[Cette critique vaut pour la série dans son ensemble.]
Le bateau de Thésée est initialement une problématique philosophique assez profonde de ce qui définit l'identité : les athéniens conservaient le bateau de Thésée. Face aux ravages du temps, il a été nécessaire de le rafistoler, petit à petit, planche pourrie par planche pourrie... Une fois tous les bouts remplacés, peut-on dire qu'il s'agisse encore du même bateau ? L'identité est-elle matérielle, ou dans les idées et les projections que l'on porte sur les Hommes et les choses ?

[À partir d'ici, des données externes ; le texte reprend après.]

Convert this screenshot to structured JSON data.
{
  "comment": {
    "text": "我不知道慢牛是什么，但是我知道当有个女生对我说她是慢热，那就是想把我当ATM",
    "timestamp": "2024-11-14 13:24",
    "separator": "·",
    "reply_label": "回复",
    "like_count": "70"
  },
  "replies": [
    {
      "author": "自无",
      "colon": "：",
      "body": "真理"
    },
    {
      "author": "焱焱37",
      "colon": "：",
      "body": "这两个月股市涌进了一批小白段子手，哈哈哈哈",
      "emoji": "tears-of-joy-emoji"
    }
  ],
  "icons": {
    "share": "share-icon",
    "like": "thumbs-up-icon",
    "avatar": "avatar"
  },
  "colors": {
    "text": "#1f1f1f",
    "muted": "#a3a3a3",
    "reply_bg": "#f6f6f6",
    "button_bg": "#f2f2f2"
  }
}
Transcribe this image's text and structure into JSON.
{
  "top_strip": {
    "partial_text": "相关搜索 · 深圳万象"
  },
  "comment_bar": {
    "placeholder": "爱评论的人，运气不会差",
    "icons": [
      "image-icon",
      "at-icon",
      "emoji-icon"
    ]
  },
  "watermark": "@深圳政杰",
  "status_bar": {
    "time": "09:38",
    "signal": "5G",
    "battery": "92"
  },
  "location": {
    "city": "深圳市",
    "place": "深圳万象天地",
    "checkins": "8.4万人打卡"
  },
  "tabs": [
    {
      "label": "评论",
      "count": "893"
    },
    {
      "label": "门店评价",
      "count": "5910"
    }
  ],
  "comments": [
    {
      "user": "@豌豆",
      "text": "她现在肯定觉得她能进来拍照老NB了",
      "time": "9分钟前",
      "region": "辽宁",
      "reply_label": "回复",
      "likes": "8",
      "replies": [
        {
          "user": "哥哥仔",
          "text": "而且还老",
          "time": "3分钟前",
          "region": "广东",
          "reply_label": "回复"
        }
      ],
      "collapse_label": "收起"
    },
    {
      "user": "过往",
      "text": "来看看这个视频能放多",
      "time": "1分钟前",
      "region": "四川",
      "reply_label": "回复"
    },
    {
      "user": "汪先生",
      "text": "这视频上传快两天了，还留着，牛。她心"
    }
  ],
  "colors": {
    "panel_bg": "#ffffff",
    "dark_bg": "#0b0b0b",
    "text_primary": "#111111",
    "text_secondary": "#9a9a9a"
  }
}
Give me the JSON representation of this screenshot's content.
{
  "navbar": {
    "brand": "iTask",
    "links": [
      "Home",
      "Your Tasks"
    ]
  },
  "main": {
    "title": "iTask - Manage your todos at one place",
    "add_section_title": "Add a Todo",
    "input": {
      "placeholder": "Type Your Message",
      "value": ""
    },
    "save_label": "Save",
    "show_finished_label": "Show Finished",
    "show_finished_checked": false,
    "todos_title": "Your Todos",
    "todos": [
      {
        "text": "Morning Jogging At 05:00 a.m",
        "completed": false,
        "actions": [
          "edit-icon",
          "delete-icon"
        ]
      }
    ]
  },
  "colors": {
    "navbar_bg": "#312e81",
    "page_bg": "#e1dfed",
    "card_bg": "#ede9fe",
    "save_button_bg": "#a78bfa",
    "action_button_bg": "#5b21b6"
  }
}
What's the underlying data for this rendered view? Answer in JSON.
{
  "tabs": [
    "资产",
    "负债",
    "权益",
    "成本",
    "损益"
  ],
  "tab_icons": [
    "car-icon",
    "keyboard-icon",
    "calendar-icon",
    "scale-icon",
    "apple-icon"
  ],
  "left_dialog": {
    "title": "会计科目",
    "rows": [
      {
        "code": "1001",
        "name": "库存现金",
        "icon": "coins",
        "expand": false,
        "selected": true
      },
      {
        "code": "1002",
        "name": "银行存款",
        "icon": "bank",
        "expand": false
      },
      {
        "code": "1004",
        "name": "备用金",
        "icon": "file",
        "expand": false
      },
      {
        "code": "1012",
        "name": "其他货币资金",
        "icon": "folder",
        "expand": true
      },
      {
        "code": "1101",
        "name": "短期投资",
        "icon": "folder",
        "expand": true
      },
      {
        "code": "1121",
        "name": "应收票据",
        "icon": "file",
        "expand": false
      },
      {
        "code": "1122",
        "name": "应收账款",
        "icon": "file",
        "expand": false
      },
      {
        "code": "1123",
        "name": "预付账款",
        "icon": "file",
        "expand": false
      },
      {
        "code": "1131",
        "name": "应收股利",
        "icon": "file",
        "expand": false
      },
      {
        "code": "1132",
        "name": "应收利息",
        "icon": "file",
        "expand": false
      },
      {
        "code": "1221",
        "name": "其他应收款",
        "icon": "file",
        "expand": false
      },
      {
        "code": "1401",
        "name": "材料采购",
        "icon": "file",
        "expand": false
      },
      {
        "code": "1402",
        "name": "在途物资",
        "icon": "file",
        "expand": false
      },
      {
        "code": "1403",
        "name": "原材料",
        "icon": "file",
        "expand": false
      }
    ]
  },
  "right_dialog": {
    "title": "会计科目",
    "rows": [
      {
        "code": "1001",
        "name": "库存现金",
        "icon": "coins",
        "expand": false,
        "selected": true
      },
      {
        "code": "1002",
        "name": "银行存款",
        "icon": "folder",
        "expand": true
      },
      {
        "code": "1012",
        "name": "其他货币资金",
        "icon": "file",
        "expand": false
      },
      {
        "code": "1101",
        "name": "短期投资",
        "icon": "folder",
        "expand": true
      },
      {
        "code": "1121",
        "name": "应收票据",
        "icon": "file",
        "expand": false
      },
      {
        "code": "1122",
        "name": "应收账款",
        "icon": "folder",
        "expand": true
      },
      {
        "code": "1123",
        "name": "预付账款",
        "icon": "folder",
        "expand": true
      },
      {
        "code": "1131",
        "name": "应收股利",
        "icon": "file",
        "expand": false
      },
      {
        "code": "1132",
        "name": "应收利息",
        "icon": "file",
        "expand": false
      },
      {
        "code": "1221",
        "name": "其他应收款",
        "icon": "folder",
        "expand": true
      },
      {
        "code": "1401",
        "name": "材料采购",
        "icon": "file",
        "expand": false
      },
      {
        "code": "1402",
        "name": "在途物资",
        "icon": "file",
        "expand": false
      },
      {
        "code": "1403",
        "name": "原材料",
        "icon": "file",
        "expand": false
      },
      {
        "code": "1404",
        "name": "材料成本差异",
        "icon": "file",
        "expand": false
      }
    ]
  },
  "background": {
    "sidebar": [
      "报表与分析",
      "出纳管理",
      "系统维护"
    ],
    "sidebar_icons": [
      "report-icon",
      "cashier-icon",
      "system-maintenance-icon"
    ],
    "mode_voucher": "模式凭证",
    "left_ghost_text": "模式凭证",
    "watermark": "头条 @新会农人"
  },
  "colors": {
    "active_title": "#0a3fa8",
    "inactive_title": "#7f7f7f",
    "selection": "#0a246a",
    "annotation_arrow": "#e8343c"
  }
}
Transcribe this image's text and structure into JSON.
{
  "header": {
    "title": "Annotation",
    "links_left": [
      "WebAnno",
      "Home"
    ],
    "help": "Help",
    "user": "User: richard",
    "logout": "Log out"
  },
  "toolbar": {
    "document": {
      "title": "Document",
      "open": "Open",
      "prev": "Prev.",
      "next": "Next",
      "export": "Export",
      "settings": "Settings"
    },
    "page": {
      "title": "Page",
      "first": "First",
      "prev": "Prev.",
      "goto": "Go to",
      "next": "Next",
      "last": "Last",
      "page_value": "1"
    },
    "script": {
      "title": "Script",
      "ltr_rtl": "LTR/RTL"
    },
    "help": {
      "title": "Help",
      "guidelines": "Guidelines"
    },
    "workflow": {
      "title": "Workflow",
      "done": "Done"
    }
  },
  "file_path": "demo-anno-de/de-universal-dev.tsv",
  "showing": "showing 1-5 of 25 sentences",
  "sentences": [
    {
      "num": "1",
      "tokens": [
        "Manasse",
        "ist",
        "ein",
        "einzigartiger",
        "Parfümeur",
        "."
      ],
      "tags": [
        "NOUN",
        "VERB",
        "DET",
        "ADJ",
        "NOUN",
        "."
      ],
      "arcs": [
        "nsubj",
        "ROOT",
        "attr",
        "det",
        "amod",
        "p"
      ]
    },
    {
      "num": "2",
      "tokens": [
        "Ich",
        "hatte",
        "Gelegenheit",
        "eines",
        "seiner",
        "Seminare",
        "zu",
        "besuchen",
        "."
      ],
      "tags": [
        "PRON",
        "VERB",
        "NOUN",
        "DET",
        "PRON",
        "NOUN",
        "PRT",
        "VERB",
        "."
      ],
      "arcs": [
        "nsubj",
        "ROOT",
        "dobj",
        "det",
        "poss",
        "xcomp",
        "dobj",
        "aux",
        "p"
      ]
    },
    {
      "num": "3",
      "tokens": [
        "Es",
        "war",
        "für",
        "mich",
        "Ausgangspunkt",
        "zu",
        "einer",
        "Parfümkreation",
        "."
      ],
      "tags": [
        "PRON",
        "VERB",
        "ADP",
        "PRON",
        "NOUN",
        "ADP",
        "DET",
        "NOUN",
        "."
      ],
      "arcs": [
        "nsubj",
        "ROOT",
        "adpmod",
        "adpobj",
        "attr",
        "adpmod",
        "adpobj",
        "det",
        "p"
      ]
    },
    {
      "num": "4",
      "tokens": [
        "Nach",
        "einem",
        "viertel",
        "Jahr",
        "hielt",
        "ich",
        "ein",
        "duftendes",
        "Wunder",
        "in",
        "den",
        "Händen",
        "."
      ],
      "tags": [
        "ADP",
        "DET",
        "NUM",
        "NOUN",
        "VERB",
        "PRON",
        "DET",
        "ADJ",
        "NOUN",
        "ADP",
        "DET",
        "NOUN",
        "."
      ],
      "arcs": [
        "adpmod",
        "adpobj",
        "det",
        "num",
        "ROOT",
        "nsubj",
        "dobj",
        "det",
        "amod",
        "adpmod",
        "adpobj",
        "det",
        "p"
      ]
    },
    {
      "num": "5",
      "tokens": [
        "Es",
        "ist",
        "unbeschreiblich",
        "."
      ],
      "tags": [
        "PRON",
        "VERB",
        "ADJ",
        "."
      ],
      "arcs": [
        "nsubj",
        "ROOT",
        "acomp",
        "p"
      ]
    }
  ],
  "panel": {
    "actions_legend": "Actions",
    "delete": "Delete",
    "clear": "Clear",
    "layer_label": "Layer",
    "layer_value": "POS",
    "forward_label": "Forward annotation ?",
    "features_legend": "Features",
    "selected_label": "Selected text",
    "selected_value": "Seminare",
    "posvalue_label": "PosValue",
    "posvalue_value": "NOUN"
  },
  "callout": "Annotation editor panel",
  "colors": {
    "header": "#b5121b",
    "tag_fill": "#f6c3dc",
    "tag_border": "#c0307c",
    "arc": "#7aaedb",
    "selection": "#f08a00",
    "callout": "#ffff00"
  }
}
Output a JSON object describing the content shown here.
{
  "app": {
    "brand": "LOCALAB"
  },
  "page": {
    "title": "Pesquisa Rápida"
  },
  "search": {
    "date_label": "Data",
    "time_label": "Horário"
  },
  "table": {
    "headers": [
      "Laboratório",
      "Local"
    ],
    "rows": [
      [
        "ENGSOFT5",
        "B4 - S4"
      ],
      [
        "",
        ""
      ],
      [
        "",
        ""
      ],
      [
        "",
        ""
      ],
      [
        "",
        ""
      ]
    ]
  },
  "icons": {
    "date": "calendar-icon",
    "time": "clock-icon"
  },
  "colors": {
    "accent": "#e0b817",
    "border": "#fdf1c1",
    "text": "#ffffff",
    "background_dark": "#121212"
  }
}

Cette réflexion est la toile de fond de ce polar teinté de voyage dans le temps. Shin, le protagoniste, se retrouve, de façon un peu clichée et assumée, à voyager mystérieusement dans le passé. Son père a été accusé d'être l'auteur d'un massacre dans une école primaire rurale du Japon. Comprenant qu'il est arrivé quelques jours avant le drame, il se demande s'il ne serait pas bon d'empêcher qu'il advienne, ou du moins, d'essayer d'éviter à son père la case prison (et lever enfin ses doutes sur son innocence ou sa culpabilité)
Evidemment, essayez de changer l'Histoire, et rien ne se passe comme vous le prévoyez. Après quelques jours, reprojeté dans le présent, Shin remarque avec effroi que toute sa vie telle qu'il la connaissait, n'existe plus... sauf pour son père, toujours en prison. Un échec absolu.
S'ensuit au fil des tomes une enquête qui croise le passé et le présent, pour créer un avenir meilleur, un bateau de Thésée moins biscornu et plus juste dans des dimensions parfois vertigineuses et habiles, mais toujours haletantes. Le bateau de Thésée est l'un de ces plaisirs que l'on dévore, et qui nous pousse à nous interroger sur le sens du destin, sur celui de l'identité des personnages de fiction au fil de leur histoire, et même plus loin, lorsqu'elle s'achèvera. Une dualité admirablement construite dans les dernières pages.
Je ne mets pas la note parfaite, parce qu'il reste toujours de ces zones d'ombres, de ces impressions fugaces d'incompréhensibles de paradoxes, une sensation de sortir de rêve, lorsque l'on est confronté à une succession de voyages dans le temps. Toutefois, le manga est admirablement conçu, écrit, et il est probable qu'il ne vous laisse pas indifférent, et vous laissant le goût douçâtre de ces œuvres dont on est certain qu'on les relira... à moins que la vie et ses épreuves ne nous transforment... si elles le peuvent.